EKSİKLİKLER GİDERİLMEDİ Hürriyet Akdeniz, falezlerden cep parklara küçük, engebeli ve kullanışsız birçok noktanın sistemde toplanma alanı olarak gösterildiğini daha önce manşete taşımıştı. Ancak vatandaşların konumuna en yakın 3 afet toplanma noktasını gösteren bu sistemindeki eksiklerle ilgili bugüne kadar bir değişiklik yapılmadı.
DEPREM ANINDA NASIL TOPLANILACAK?Afetlere hazırlık kapsamında oluşturulan sistemde acil durumda toplanma yeri olarak kullanılmakta zorluk yaşanacak şu alanlar öne çıktı:
• Konyaaltı’ndaki Pınarbaşı Mahallesi’nde toplanma yeri olan arazide bir inşaat devam ediyor.
• Kaleiçi’nde belirlenen falezler, dik eğimli yamaç olduğundan bu alanlarda toplanmak değil ayakta durmak bile oldukça zor. Ayrıca falezler deprem anında kopma riski de taşıyor.
• Uncalı Mahallesi’nde yüksek katlı ve sıkışık yapıların arasındaki küçük cep alanların kişi kapasitesi bölge nüfusu için yeterli değil.
• Boğaçayı için en büyük afet tehlikesi taşkınken en yakın toplanma alanı olarak akarsu yanı belirlendi.

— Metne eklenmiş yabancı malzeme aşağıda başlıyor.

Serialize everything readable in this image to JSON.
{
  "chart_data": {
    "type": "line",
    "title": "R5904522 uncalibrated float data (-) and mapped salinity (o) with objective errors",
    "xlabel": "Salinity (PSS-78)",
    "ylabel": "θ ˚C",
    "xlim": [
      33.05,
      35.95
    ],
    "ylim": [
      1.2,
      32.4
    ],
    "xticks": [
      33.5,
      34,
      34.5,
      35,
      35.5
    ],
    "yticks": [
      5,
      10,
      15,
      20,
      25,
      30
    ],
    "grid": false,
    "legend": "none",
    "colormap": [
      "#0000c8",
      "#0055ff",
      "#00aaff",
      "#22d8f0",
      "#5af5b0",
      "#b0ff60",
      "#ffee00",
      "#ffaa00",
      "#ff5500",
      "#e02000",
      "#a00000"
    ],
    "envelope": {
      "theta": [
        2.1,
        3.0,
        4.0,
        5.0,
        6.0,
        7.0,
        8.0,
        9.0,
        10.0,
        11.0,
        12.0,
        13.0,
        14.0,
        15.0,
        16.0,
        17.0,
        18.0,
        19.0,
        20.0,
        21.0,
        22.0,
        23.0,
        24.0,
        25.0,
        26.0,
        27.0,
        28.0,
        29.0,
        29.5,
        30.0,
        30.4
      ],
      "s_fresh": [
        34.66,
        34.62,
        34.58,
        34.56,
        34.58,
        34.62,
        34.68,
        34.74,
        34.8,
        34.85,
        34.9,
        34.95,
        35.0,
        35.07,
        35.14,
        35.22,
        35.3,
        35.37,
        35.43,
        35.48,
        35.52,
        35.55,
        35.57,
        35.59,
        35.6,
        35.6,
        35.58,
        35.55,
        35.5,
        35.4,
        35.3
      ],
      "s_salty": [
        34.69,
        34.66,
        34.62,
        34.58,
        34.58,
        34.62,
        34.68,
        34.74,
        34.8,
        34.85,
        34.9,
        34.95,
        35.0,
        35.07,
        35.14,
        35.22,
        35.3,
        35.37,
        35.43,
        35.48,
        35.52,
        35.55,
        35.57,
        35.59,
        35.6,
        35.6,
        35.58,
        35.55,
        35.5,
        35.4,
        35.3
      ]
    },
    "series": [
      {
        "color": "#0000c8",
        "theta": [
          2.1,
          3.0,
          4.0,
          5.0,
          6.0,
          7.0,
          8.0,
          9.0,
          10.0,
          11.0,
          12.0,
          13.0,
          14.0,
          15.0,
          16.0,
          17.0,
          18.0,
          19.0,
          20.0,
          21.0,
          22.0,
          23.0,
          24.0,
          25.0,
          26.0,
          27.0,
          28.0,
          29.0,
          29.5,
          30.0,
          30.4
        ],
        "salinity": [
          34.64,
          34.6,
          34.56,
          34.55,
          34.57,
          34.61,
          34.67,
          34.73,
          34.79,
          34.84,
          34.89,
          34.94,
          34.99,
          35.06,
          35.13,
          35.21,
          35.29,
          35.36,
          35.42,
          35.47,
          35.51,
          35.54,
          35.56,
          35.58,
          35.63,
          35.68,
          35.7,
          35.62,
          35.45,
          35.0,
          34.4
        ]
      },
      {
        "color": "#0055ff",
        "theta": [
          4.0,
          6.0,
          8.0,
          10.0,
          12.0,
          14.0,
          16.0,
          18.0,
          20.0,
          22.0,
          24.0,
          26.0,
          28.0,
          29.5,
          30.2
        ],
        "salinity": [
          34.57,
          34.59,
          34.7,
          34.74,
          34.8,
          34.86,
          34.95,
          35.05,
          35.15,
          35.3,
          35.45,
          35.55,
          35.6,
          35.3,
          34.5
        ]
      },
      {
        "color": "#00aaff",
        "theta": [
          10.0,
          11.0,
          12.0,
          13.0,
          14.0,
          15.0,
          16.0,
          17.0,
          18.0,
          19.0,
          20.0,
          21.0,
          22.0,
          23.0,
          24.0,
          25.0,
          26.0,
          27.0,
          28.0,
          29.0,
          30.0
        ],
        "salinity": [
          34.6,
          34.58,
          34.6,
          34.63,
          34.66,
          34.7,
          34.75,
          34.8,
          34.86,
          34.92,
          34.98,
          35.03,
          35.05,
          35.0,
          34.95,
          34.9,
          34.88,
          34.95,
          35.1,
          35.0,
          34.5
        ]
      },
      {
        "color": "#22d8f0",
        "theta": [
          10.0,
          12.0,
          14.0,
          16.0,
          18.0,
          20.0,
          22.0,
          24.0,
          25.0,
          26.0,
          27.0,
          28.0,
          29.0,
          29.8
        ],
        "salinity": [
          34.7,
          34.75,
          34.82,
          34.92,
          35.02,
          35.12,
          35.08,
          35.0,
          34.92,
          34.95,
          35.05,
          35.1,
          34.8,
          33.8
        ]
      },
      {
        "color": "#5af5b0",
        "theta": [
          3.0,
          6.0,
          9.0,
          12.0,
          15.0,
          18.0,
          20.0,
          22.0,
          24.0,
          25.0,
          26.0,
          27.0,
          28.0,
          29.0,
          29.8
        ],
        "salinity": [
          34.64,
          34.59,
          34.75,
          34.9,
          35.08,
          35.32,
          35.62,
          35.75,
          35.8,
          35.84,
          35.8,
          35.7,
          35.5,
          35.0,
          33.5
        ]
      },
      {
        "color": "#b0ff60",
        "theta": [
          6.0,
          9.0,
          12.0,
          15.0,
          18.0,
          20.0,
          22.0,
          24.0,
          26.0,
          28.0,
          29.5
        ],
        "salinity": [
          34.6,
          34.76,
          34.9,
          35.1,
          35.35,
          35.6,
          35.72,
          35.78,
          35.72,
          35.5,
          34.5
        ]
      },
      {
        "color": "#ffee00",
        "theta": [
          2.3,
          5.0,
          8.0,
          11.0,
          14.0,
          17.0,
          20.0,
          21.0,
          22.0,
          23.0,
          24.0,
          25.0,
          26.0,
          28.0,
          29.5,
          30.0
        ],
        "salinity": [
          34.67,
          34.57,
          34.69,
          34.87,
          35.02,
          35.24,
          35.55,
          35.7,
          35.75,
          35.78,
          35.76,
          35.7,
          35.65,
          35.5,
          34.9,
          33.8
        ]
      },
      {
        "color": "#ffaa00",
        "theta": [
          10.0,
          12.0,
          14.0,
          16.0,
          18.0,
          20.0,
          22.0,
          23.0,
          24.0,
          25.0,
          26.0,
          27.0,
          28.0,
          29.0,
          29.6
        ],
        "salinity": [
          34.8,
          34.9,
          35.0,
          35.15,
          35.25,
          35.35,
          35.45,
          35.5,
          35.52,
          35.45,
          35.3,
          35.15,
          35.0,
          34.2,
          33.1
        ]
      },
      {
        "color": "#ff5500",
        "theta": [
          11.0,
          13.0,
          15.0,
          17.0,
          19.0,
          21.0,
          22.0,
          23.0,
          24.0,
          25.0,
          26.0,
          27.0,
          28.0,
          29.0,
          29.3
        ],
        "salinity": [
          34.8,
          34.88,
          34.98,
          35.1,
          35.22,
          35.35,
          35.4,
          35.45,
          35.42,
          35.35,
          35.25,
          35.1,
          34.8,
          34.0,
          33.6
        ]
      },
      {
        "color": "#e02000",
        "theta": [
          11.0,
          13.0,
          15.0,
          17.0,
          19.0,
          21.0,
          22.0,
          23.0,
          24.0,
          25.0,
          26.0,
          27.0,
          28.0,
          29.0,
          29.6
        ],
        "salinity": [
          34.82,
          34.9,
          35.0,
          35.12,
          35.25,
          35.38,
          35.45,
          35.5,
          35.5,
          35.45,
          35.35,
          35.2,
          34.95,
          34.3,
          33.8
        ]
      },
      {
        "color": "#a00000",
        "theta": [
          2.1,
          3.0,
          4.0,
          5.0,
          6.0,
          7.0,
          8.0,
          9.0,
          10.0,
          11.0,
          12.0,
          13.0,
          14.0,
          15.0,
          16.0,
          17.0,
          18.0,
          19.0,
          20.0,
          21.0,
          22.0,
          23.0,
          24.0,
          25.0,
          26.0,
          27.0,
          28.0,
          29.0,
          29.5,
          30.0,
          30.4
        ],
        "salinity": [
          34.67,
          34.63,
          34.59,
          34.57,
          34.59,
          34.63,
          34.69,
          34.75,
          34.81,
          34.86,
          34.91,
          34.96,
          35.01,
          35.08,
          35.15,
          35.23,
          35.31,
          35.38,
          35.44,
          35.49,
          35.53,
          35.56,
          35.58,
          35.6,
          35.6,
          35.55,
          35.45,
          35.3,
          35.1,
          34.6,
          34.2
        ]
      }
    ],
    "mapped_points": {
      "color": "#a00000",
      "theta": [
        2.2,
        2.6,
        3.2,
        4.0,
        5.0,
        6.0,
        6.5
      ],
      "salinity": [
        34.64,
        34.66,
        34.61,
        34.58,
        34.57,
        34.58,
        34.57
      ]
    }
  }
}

• Antalya Atatürk Devlet Hastanesi’nde, demir bariyerlerle çevrili ve ortasında bir ağacın yer aldığı toplanma alan 8 metrekareden oluşuyor.
• Cengiz Toytunç Caddesi üzerindeki Antalya Kültür Sanat (AKS) Merkezi ile yanında yükselen iş merkezi arasında kalan toplanma alanı ise yaklaşık 15 metrekarelik bir alan.
• Dokuma semtinde imar yoğunluğu nedeniyle acil toplanma yeri olarak sadece bir pazar yeri gösterildi.
HER BOŞLUK TOPLANMA ALANI OLMAZAcil toplanma noktaları belirlenirken belirli kriterlerin olması gerektiğini söyleyen Antalya Kent Konseyi Başkanı Semanur Kurt, “Her boşluk afet toplanma alanı olarak belirlenemez. Sağlık tesislerine ve ana ulaşım güzergâhlarına yakın yerler seçilmeli. Alanların büyüklüğü toplanmaya uygun olmalı. Bu alanların çevresi açık ve kolay ulaşılabilir olmalı. Kamuoyuna etkin şekilde duyurulmalı. İmar planlarında bu alanlar belirtilmeli ve fonksiyon değişikliğine izin verilmemeli. Kent Konseyi olarak Antalya’da her mahalleyi inceleyerek toplanma alanlarının tespitine yönelik kapsamlı bir çalışma yaptık. Vakit kaybedilmeden kurumların iş birliğiyle afet öncesinde, sırasında ve sonrasındaki aşamalar üzerine çalışılmalı” dedi.
RİSKLİ ALANLAR HARİTASIKent Konseyi’nin Antalya’da kentsel dönüşümde izlenmesi gereken süreci ele alan raporuyla ilgili de bilgi veren Semanur Kurt, ilkeleri şöyle sıraladı: “Antalya’da yapılacak kentsel dönüşüm çalışmalarında, başta deprem ve sel olmak üzere riskten sakınarak yapılaşma yapılmalı. Jeolojik açıdan yüksek riskli alanlar ve zemin yapısı itibariyle deprem riskli alanların haritası bilimsel çalışmaların ışığında çıkarılmalı. Kentsel dönüşüm projeleri rant artışını değil, can güvenliğinin sağlanmasını ve yaşam düzeyinin yükseltilmesini amaçlamalı. Bu projeler ayrıcalıklı imar hakkı sağlama aracı olarak kullanılmamalı. Yeni yeşil alanlar oluşturulmalı ve kuzey-güney koridorları geliştirilmeli.”